Iztapalapa, México – El hombre en el puesto de verduras junto al de Christopher Arriaga murió primero. Un cliente de mucho tiempo fue el siguiente, luego otro. Unos días después, un vendedor de zanahorias anciano se enfermó y murió en una semana.
Pronto, el coronavirus asaltó los vastos y reticulados pasajes de la Central de Abasto, el mercado de productos agrícolas más grande del hemisferio occidental, y el padre de Arriaga también se enfermó. Murieron decenas de personas en el mercado, quizás cientos. Ni siquiera el gobierno lo sabe a ciencia cierta.
“Hay un momento en el que comienzas a ver morir a personas y el estrés comienza a destruirte”, dijo Arriaga, de 30 años. “Me hizo darme cuenta de cómo se siente un animal enjaulado”.
Los médicos y funcionarios dicen que el aumento de infecciones casi los abruma, irradiando lejos del mercado a áreas de la ciudad y más allá de México. Se convirtió en el epicentro del epicentro, el corazón rebosante de un barrio que ha registrado más muertes de Covid que cualquier otra parte de la capital, que es en sí misma el centro de la crisis nacional.
Ninguna parte del mundo ha sido tan devastada por la pandemia como América Latina. México, Brasil, Perú y otros países de América Latina, obstaculizados por sistemas de salud débiles, una gran desigualdad y la indiferencia del gobierno, tienen varias de las muertes per cápita más altas por el virus en el mundo.
Y a diferencia de Europa, Estados Unidos y muchas otras regiones, el brote en América Latina no ha golpeado en oleadas. Golpeó furiosamente en la primavera y ha continuado durante meses. Para la primera semana de septiembre, los 10 países con mayores muertes per cápita estaban todos en América Latina o el Caribe.

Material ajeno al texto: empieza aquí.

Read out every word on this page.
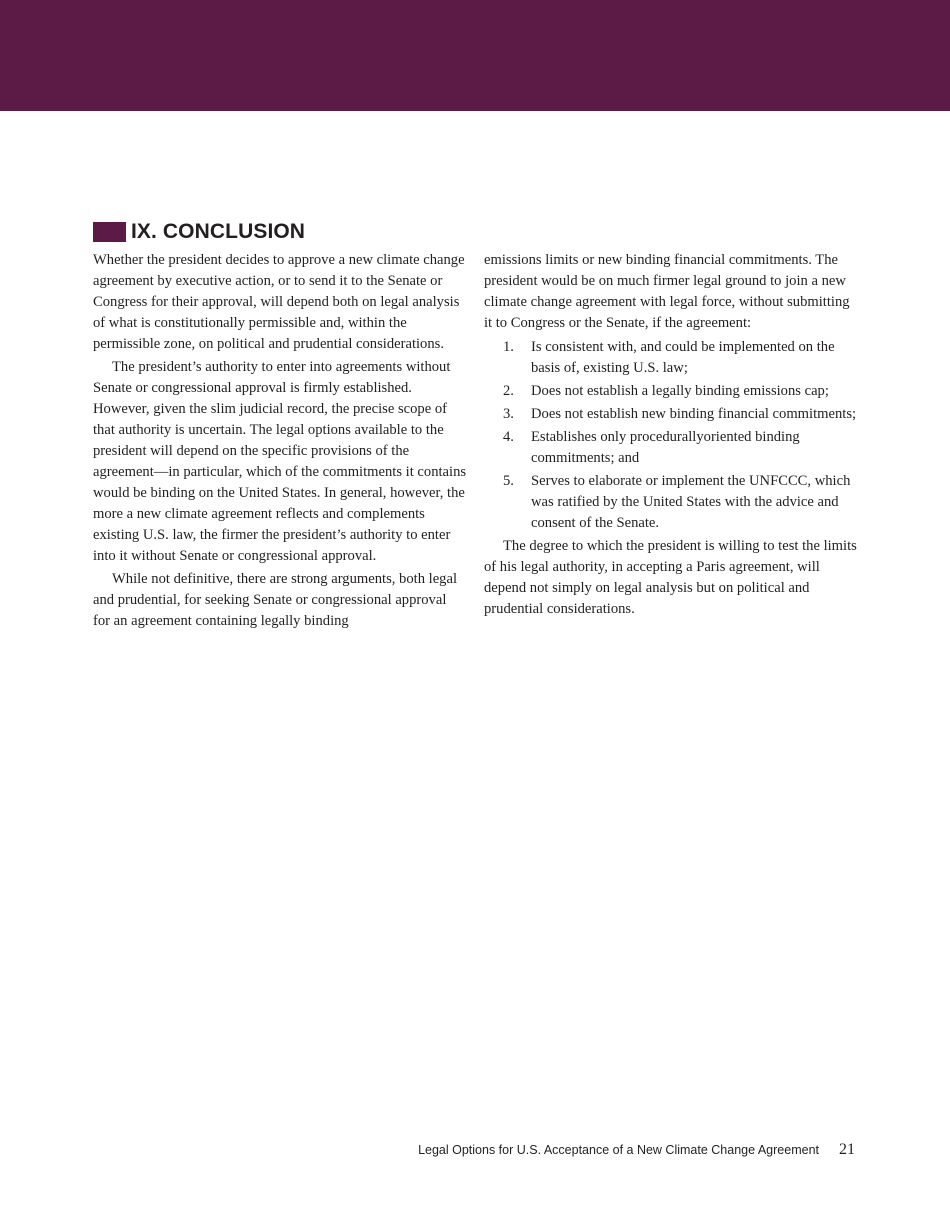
IX. CONCLUSION

Whether the president decides to approve a new climate change agreement by executive action, or to send it to the Senate or Congress for their approval, will depend both on legal analysis of what is constitutionally permissible and, within the permissible zone, on political and prudential considerations.

The president’s authority to enter into agreements without Senate or congressional approval is firmly established. However, given the slim judicial record, the precise scope of that authority is uncertain. The legal options available to the president will depend on the specific provisions of the agreement—in particular, which of the commitments it contains would be binding on the United States. In general, however, the more a new climate agreement reflects and complements existing U.S. law, the firmer the president’s authority to enter into it without Senate or congressional approval.

While not definitive, there are strong arguments, both legal and prudential, for seeking Senate or congressional approval for an agreement containing legally binding

emissions limits or new binding financial commitments. The president would be on much firmer legal ground to join a new climate change agreement with legal force, without submitting it to Congress or the Senate, if the agreement:

1. Is consistent with, and could be implemented on the basis of, existing U.S. law;
2. Does not establish a legally binding emissions cap;
3. Does not establish new binding financial commitments;
4. Establishes only procedurallyoriented binding commitments; and
5. Serves to elaborate or implement the UNFCCC, which was ratified by the United States with the advice and consent of the Senate.

The degree to which the president is willing to test the limits of his legal authority, in accepting a Paris agreement, will depend not simply on legal analysis but on political and prudential considerations.

Legal Options for U.S. Acceptance of a New Climate Change Agreement 21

Aquí en Iztapalapa, el vecindario del sureste de la Ciudad de México que tiene la Central de Abastos, estaba claro desde el principio que el virus atacaría con fuerza. De todas las delegaciones de la capital mexicana, es la más poblada y densa, con unos dos millones de personas apiñadas en 116 kilómetros cuadrados de bulliciosos comercios y una construcción prácticamente ininterrumpida.
La pobreza circunscribe la vida, con escasez crónica de agua. Cientos de miles viven día a día, mucho más temerosos del hambre que cualquier virus.
A lo largo de los meses, ese escepticismo profundamente arraigado entre personas como Arriaga, los trabajadores que alimentan a la Ciudad de México y gran parte de la nación, se convirtió en conmoción y, finalmente, en resignación, cuando sus vecinos, amigos y seres queridos murieron y su vecindario se convirtió en zona cero del brote.